Agradeço imensamente ao meu orientador, prof. Dr. Bruno Augusto Dorta Marques por me aceitar como seu aluno, por compartilhar seu tempo e conhecimento comigo e por ter se disposto a me orientar mesmo quando lhe faltou saúde. Este trabalho jamais teria saído do papel sem sua ajuda. Muito obrigado.

Bibliografia

1. furret. https://www.inaturalist.org/photos/317597782, 2023. Acessado em 26/10/2023.

2. Ian Goodfellow, Yoshua Bengio, and Aaron Courville. Deep Learning. MIT Press, 2016. http://www.deeplearningbook.org. 

3. johnmarchant. https://www.inaturalist.org/photos/330374421, 2023. Acessado em 26/10/2023

4. manimiranda. https://www.inaturalist.org/photos/2444351, 2015. Acessado em 26/10/2023. 

5. Show Ryu. Alcimocoris japonensis. https://commons.wikimedia.org/wiki/File:Alcimocoris_japonensis.JPG

6. Unity Technologies. Unity Real-time Development Engine.

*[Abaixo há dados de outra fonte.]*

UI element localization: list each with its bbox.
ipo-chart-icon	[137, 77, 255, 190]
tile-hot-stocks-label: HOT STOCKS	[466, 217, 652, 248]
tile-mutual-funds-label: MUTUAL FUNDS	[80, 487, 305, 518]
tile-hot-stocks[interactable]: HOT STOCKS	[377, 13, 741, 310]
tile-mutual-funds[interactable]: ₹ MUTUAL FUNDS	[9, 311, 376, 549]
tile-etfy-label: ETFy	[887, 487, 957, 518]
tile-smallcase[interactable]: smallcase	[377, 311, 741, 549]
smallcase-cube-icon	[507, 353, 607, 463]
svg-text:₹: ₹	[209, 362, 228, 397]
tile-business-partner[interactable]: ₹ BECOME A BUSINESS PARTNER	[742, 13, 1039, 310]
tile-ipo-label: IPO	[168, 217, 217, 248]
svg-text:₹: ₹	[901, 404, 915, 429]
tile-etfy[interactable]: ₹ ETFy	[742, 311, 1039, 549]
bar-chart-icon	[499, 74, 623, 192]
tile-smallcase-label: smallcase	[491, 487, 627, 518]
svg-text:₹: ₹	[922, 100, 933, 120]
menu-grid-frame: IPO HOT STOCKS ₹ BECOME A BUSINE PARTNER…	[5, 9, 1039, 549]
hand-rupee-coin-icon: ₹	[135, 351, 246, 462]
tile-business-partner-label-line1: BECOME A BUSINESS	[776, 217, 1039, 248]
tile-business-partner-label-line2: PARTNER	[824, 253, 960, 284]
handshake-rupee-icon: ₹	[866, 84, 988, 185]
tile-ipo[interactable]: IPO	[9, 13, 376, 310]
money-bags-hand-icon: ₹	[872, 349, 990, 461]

Unity, 2022. https://unity. com/.

7. Josh Tobin, Rachel Fong, Alex Ray, Jonas Schneider, Wojciech Zaremba, and Pieter Abbeel. Domain randomization for transferring deep neural networks from simulation to the real world, 2017.

8. Jonathan Tremblay, Aayush Prakash, David Acuna, Mark Brophy, Varun Jampani, Cem Anil, Thang To, Eric Cameracci, Shaad Boochoon, e Stan Birchfield. Training deep networks with synthetic data: Bridging the reality gap by domain randomization. In Proceedings of the IEEE Conference on Computer Vision and Pattern Recognition Workshops, páginas 969–977, 2018.